This past week, we had the pleasure of spending four days in New York City, the first time since 2009 when we were there to attend my niece Kendra’s wedding. I organized this trip so we could see my Dad and his wife, Sally, whom we also hadn’t seen in way to long a time. We all ended up staying at the Algonquin Hotel on W. 44th St., smack dab in the middle of the theatre district. What I didn’t know was that my Dad’s sister, Irene, and her husband, Paul Neal, would also be in New York for some meetings with her new agent.
My Aunt Irene is a truly gifted artist. She has been making art for a long time, close to 50 years now, and her painting style mirrors her personal refulgence.
Renie is my dad’s younger sister. They are 5 years apart in age. They adore each other and have such a great time when they get together which is frequently. They love to laugh, a trait they and I inherited from their mother. Here are a few images from over the years.
When they get together, their laughter is contagious. This trip was no different. One evening, I teased my Dad that I couldn’t believe there was a table in the Algonquin dining room making more noise than ours. I blurted out that he has a stentorian voice which he misheard as centurion, which set us all off. Both words actually apply. My dad is a voracious reader, and a commentary writer. His areas of interest and opining are population, family planning, immigration and a number of other subjects that I studiously avoid because our views are so diametrically opposed. But he is not shy about expressing them and loudly. In retrospect, it is surprising that we avoided talking about the Presidential race for four days. Dad is also one of the most generous men I’ve ever known, and it’s become a point of pride when I can get the table’s check before he does, which happened exactly once the entire week. (I need to practice more.)
Jimmie and I have our own modest collection of Irene Neal’s paintings and jewelry created over the years. On our wedding day in 1984, she and Paul arrived at Paulsson’s Restaurant for our reception bearing a 4′ x 5′ oil painting that she had freshly inscribed to us. It still hangs in our living room. Other periods of her work featured colorful acrylic paintings on wooden bases that are enormous, and totemic in feeling. They are a blast of color and energy just like Renie is. She belongs to a group of painters called the New New Painters, who had a show in Prague in 2002, curated by Kenworth W. Moffett, who passed away just a few days before Renie came to New York. Out of that show came a colorful catalogue of their work, which I have a copy of at home, inscribed in Renie’s loopy writing.
Renie and Paul are environmentalists; out of that love came her creation of beautiful pins and earrings made from discarded plastics. In the 1980s, she utilized the 6 pack plastic rings used to hold beer or soda together, once destined to choke fish but now have a second life as beautiful earrings and brooches. Her most recent jewelry material are the Nespresso pods which she has shaped into delicate, glittery flowers that are quite dressy looking. I was thrilled to be given one by her on the last night there.

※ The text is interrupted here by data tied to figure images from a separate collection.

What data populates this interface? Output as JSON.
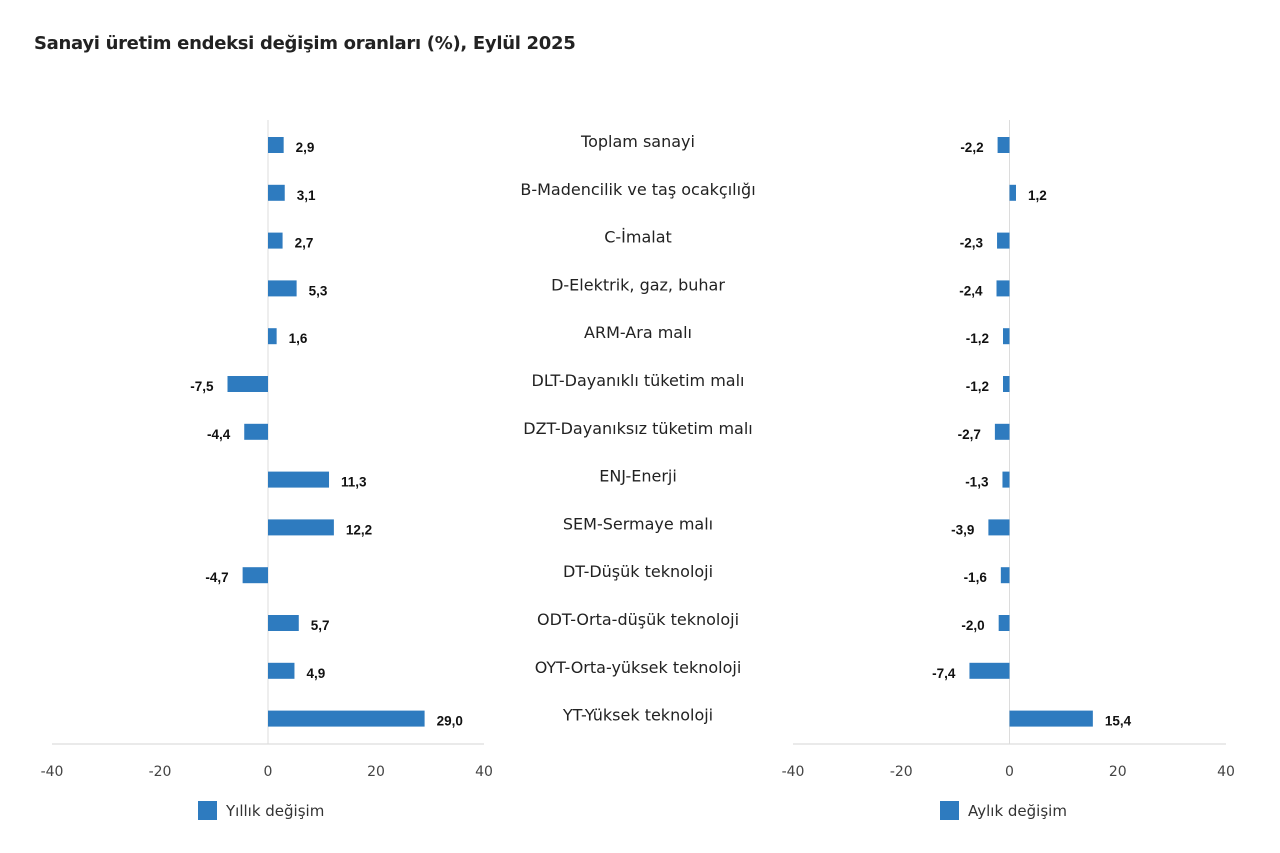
{
  "chart_data": {
    "type": "bar",
    "orientation": "horizontal",
    "title": "Sanayi üretim endeksi değişim oranları (%), Eylül 2025",
    "categories": [
      "Toplam sanayi",
      "B-Madencilik ve taş ocakçılığı",
      "C-İmalat",
      "D-Elektrik, gaz, buhar",
      "ARM-Ara malı",
      "DLT-Dayanıklı tüketim malı",
      "DZT-Dayanıksız tüketim malı",
      "ENJ-Enerji",
      "SEM-Sermaye malı",
      "DT-Düşük teknoloji",
      "ODT-Orta-düşük teknoloji",
      "OYT-Orta-yüksek teknoloji",
      "YT-Yüksek teknoloji"
    ],
    "panels": [
      {
        "name": "Yıllık değişim",
        "values": [
          2.9,
          3.1,
          2.7,
          5.3,
          1.6,
          -7.5,
          -4.4,
          11.3,
          12.2,
          -4.7,
          5.7,
          4.9,
          29.0
        ],
        "value_labels": [
          "2,9",
          "3,1",
          "2,7",
          "5,3",
          "1,6",
          "-7,5",
          "-4,4",
          "11,3",
          "12,2",
          "-4,7",
          "5,7",
          "4,9",
          "29,0"
        ],
        "xlim": [
          -40,
          40
        ],
        "xticks": [
          "-40",
          "-20",
          "0",
          "20",
          "40"
        ],
        "color": "#2e7bbf",
        "legend": "Yıllık değişim"
      },
      {
        "name": "Aylık değişim",
        "values": [
          -2.2,
          1.2,
          -2.3,
          -2.4,
          -1.2,
          -1.2,
          -2.7,
          -1.3,
          -3.9,
          -1.6,
          -2.0,
          -7.4,
          15.4
        ],
        "value_labels": [
          "-2,2",
          "1,2",
          "-2,3",
          "-2,4",
          "-1,2",
          "-1,2",
          "-2,7",
          "-1,3",
          "-3,9",
          "-1,6",
          "-2,0",
          "-7,4",
          "15,4"
        ],
        "xlim": [
          -40,
          40
        ],
        "xticks": [
          "-40",
          "-20",
          "0",
          "20",
          "40"
        ],
        "color": "#2e7bbf",
        "legend": "Aylık değişim"
      }
    ],
    "xlabel": "",
    "ylabel": "",
    "grid": false,
    "legend_position": "bottom"
  }
}
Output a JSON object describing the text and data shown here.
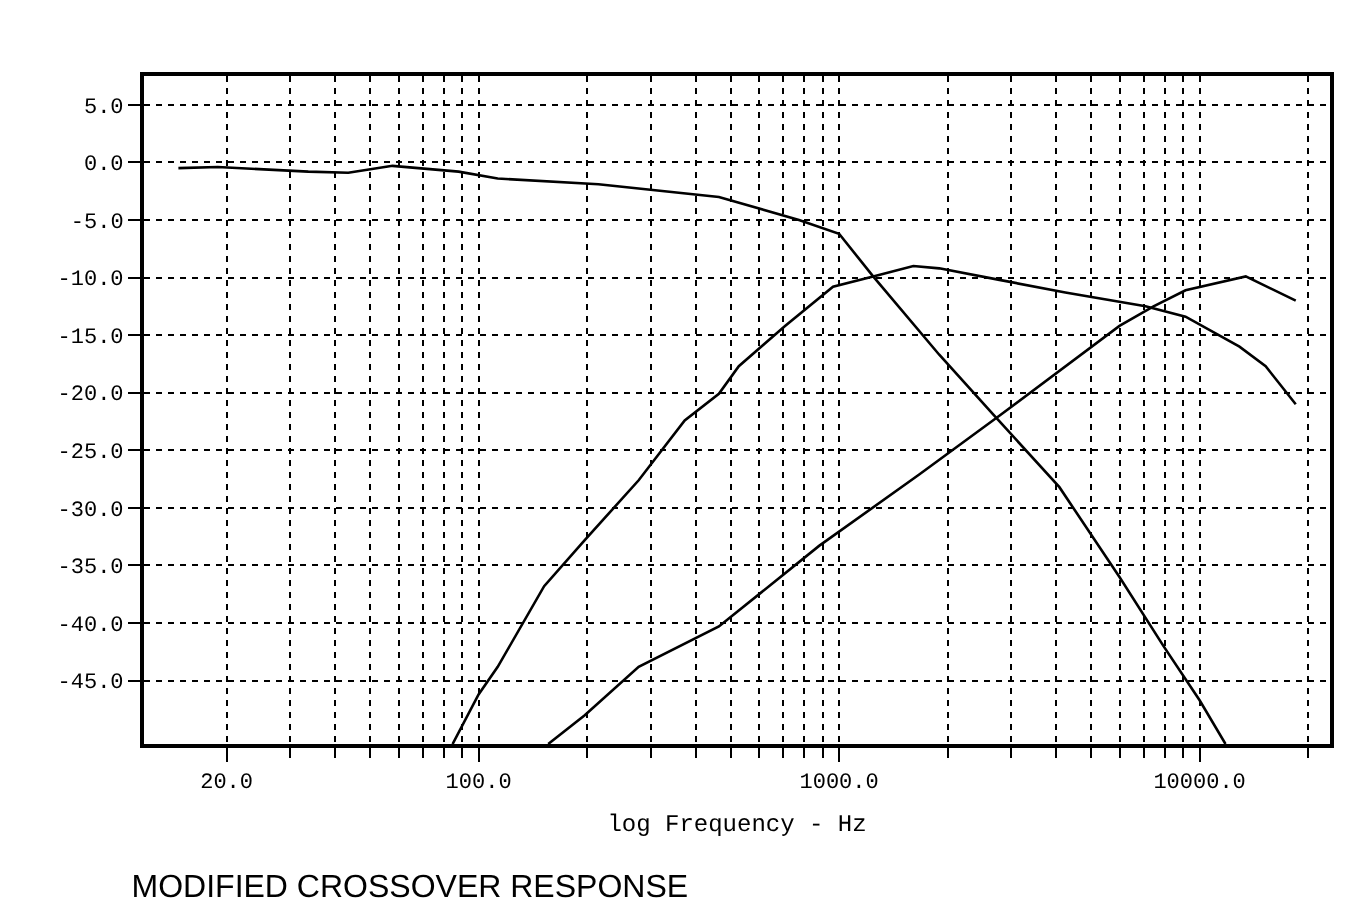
{
  "chart_data": {
    "type": "line",
    "title": "MODIFIED CROSSOVER RESPONSE",
    "xlabel": "log Frequency - Hz",
    "log": "x",
    "grid": true,
    "marker": "none",
    "line_style": "solid",
    "xlim": [
      11.8,
      23000
    ],
    "xticks": [
      {
        "value": 20,
        "label": "20.0"
      },
      {
        "value": 100,
        "label": "100.0"
      },
      {
        "value": 1000,
        "label": "1000.0"
      },
      {
        "value": 10000,
        "label": "10000.0"
      }
    ],
    "ylim": [
      -50.5,
      7.5
    ],
    "yticks": [
      {
        "value": 5,
        "label": "5.0"
      },
      {
        "value": 0,
        "label": "0.0"
      },
      {
        "value": -5,
        "label": "-5.0"
      },
      {
        "value": -10,
        "label": "-10.0"
      },
      {
        "value": -15,
        "label": "-15.0"
      },
      {
        "value": -20,
        "label": "-20.0"
      },
      {
        "value": -25,
        "label": "-25.0"
      },
      {
        "value": -30,
        "label": "-30.0"
      },
      {
        "value": -35,
        "label": "-35.0"
      },
      {
        "value": -40,
        "label": "-40.0"
      },
      {
        "value": -45,
        "label": "-45.0"
      }
    ],
    "series": [
      {
        "color": "#000000",
        "x": [
          14.7,
          18.9,
          33.7,
          43.5,
          57.7,
          88,
          113,
          215,
          464,
          774,
          1000,
          1243,
          1896,
          2679,
          4084,
          5995,
          7943,
          10000,
          11800
        ],
        "values": [
          -0.5,
          -0.4,
          -0.8,
          -0.9,
          -0.3,
          -0.8,
          -1.4,
          -1.9,
          -3.0,
          -5.0,
          -6.2,
          -9.9,
          -16.7,
          -21.9,
          -28.2,
          -36.0,
          -42.0,
          -46.7,
          -50.5
        ]
      },
      {
        "color": "#000000",
        "x": [
          84.7,
          100,
          113,
          152,
          197,
          278,
          373,
          464,
          527,
          708,
          962,
          1243,
          1607,
          1896,
          2783,
          4242,
          7079,
          9141,
          12900,
          15250,
          18480
        ],
        "values": [
          -50.5,
          -46.2,
          -43.8,
          -36.8,
          -32.8,
          -27.6,
          -22.4,
          -20.1,
          -17.7,
          -14.2,
          -10.8,
          -9.9,
          -9.0,
          -9.2,
          -10.2,
          -11.3,
          -12.5,
          -13.4,
          -16.0,
          -17.7,
          -21.0
        ]
      },
      {
        "color": "#000000",
        "x": [
          156,
          197,
          278,
          464,
          880,
          1668,
          2783,
          5995,
          7450,
          9141,
          13430,
          18480
        ],
        "values": [
          -50.5,
          -48.0,
          -43.8,
          -40.3,
          -33.3,
          -27.1,
          -22.0,
          -14.2,
          -12.5,
          -11.1,
          -9.9,
          -12.0
        ]
      }
    ]
  }
}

Renie and her husband Paul came to New York to meet with Anna Abruzzo, who is interested in repping Renie’s work.

We visited Anna at Studio Tag, where she showed us around the architectural showroom showing us all of Renie’s most recent ink stain paintings gracing the walls of several Studio Tag offices. Before I arrived, they had taken this photo of our group in front of one of Renie’s paintings, and Anna, whose energy mimicks Renie’s, had already named my dad “The Boisterous Man.” I liked her immediately.
After showing us the showroom, Anna took us all up to the roof of the building, where there was a delightful meadow in the middle of Manhattan.
The thing I love most about my Aunt Irene is her natural joy and irrepressible enthusiasm about everything. Right after we got home yesterday, she texted me this picture. I can’t tell if the mounted policeman is giving her directions or lecturing her, but I’m sure that after the encounter, he left smiling because it’s impossible not to when you meet a force of nature like Irene.

Our trip to New York and time with Boisterous Man and his sister Irene is not one I will soon forget.